Clark had been dating her roommate, Lana Lang, for months. But recently they’d broken up. And the way he’d been looking at Chloe lately made her think… well…
She opened her eyes and looked up at him. Clark bent and brushed a kiss over her cheek.
“Good night, Chlo.”
“Good night,” she whispered, unable to repress her smile. Clark didn’t ordinarily kiss her goodbye, even on the cheek.
It was, she thought, a step in the right direction.
He smiled back at her, then turned, disappearing with a whoosh and a rush of wind. She tiptoed into her room, careful not to wake up Lana, and stretched out on her narrow bed without even bothering to take off her jeans and t-shirt. She stared into the darkness, thinking.
Clark, she thought sleepily, had a lot of amazing talents that would make him a very good vigilante, if the two of them agreed to go in that direction. But she thought she could bring something to the table, too. She might not be superstrong or superfast or able to shoot heat out of her eyes—but she was damn good at finding information, and she was pretty good at thinking on her feet, too.

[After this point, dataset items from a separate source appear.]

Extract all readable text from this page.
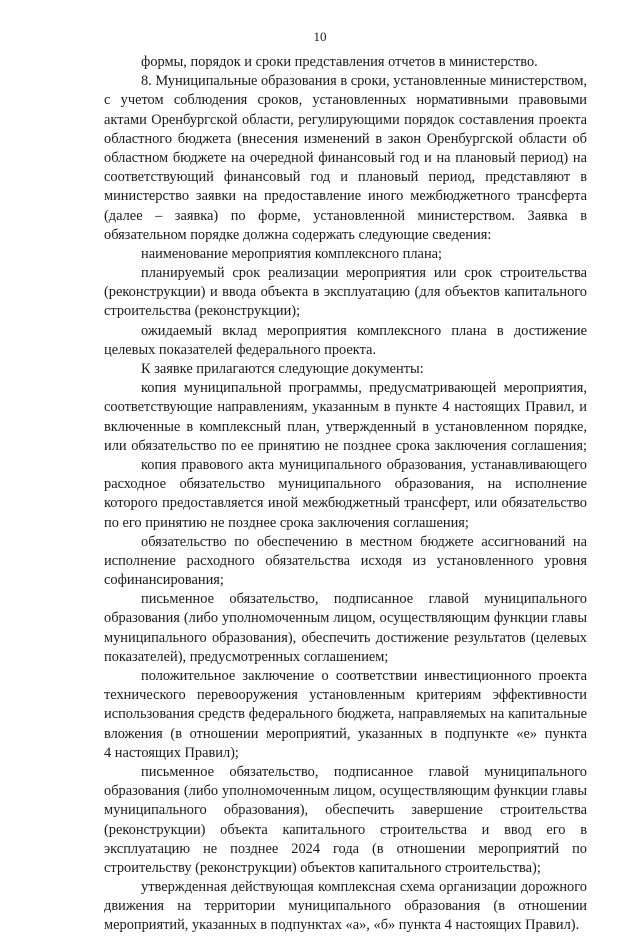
10
формы, порядок и сроки представления отчетов в министерство.
8. Муниципальные образования в сроки, установленные министерством,
с учетом соблюдения сроков, установленных нормативными правовыми
актами Оренбургской области, регулирующими порядок составления проекта
областного бюджета (внесения изменений в закон Оренбургской области об
областном бюджете на очередной финансовый год и на плановый период) на
соответствующий финансовый год и плановый период, представляют в
министерство заявки на предоставление иного межбюджетного трансферта
(далее – заявка) по форме, установленной министерством. Заявка в
обязательном порядке должна содержать следующие сведения:
наименование мероприятия комплексного плана;
планируемый срок реализации мероприятия или срок строительства
(реконструкции) и ввода объекта в эксплуатацию (для объектов капитального
строительства (реконструкции);
ожидаемый вклад мероприятия комплексного плана в достижение
целевых показателей федерального проекта.
К заявке прилагаются следующие документы:
копия муниципальной программы, предусматривающей мероприятия,
соответствующие направлениям, указанным в пункте 4 настоящих Правил, и
включенные в комплексный план, утвержденный в установленном порядке,
или обязательство по ее принятию не позднее срока заключения соглашения;
копия правового акта муниципального образования, устанавливающего
расходное обязательство муниципального образования, на исполнение
которого предоставляется иной межбюджетный трансферт, или обязательство
по его принятию не позднее срока заключения соглашения;
обязательство по обеспечению в местном бюджете ассигнований на
исполнение расходного обязательства исходя из установленного уровня
софинансирования;
письменное обязательство, подписанное главой муниципального
образования (либо уполномоченным лицом, осуществляющим функции главы
муниципального образования), обеспечить достижение результатов (целевых
показателей), предусмотренных соглашением;
положительное заключение о соответствии инвестиционного проекта
технического перевооружения установленным критериям эффективности
использования средств федерального бюджета, направляемых на капитальные
вложения (в отношении мероприятий, указанных в подпункте «е» пункта
4 настоящих Правил);
письменное обязательство, подписанное главой муниципального
образования (либо уполномоченным лицом, осуществляющим функции главы
муниципального образования), обеспечить завершение строительства
(реконструкции) объекта капитального строительства и ввод его в
эксплуатацию не позднее 2024 года (в отношении мероприятий по
строительству (реконструкции) объектов капитального строительства);
утвержденная действующая комплексная схема организации дорожного
движения на территории муниципального образования (в отношении
мероприятий, указанных в подпунктах «а», «б» пункта 4 настоящих Правил).
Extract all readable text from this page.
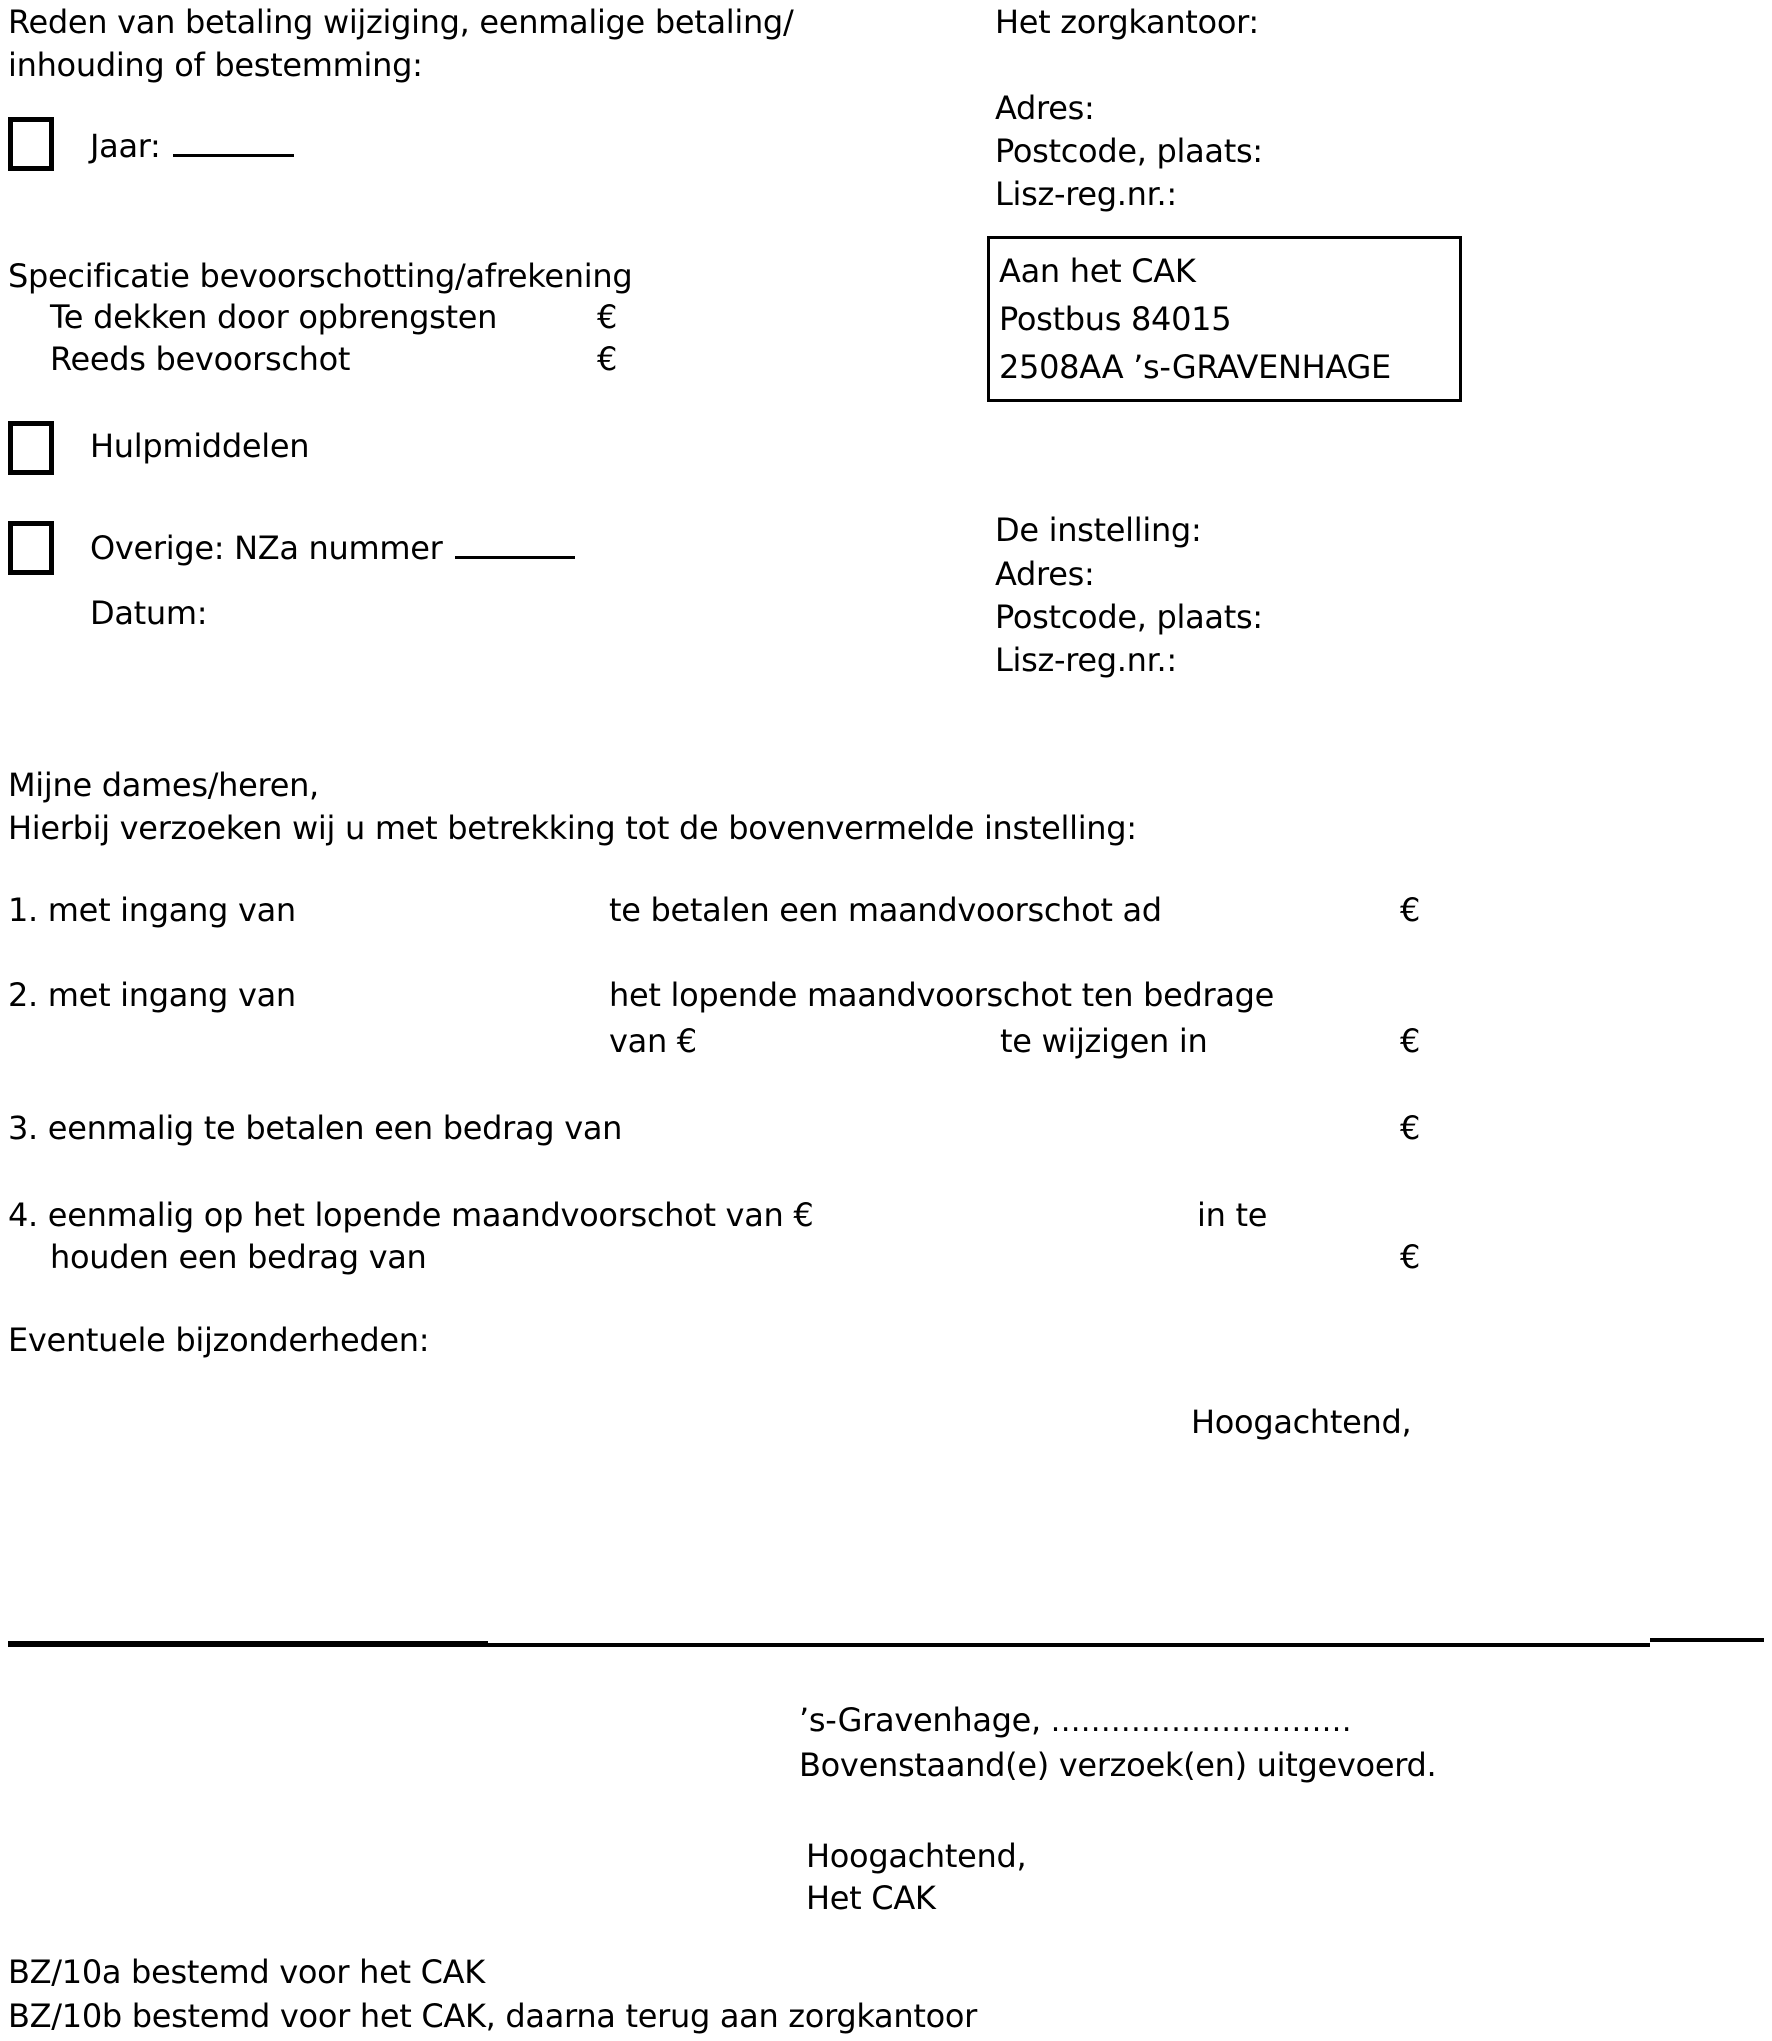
Reden van betaling wijziging, eenmalige betaling/
inhouding of bestemming:
Jaar:
Specificatie bevoorschotting/afrekening
Te dekken door opbrengsten	€
Reeds bevoorschot	€
Hulpmiddelen
Overige: NZa nummer
Datum:
Het zorgkantoor:
Adres:
Postcode, plaats:
Lisz-reg.nr.:
Aan het CAK
Postbus 84015
2508AA ’s-GRAVENHAGE
De instelling:
Adres:
Postcode, plaats:
Lisz-reg.nr.:
Mijne dames/heren,
Hierbij verzoeken wij u met betrekking tot de bovenvermelde instelling:
1. met ingang van	te betalen een maandvoorschot ad	€
2. met ingang van	het lopende maandvoorschot ten bedrage
van €	te wijzigen in	€
3. eenmalig te betalen een bedrag van	€
4. eenmalig op het lopende maandvoorschot van €	in te
houden een bedrag van	€
Eventuele bijzonderheden:
Hoogachtend,
’s-Gravenhage, ..............................
Bovenstaand(e) verzoek(en) uitgevoerd.
Hoogachtend,
Het CAK
BZ/10a bestemd voor het CAK
BZ/10b bestemd voor het CAK, daarna terug aan zorgkantoor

The two of them, working together, had saved a lot of lives over the past few years. She thought they could save even more if they got proactive about it, trying to stop crime before it started.
That would mean fewer stories to cover for the Planet, of course. But she could live with that, especially if they could spare even a few people from going through the kind of horror James Pritchard had had to cope with.
There would, she knew, always be crime. But maybe, just maybe, if she and Clark worked together, they could help more people, save more lives. It was certainly something to think about. Something to aspire to.
She closed her eyes, and dreamed of a better world.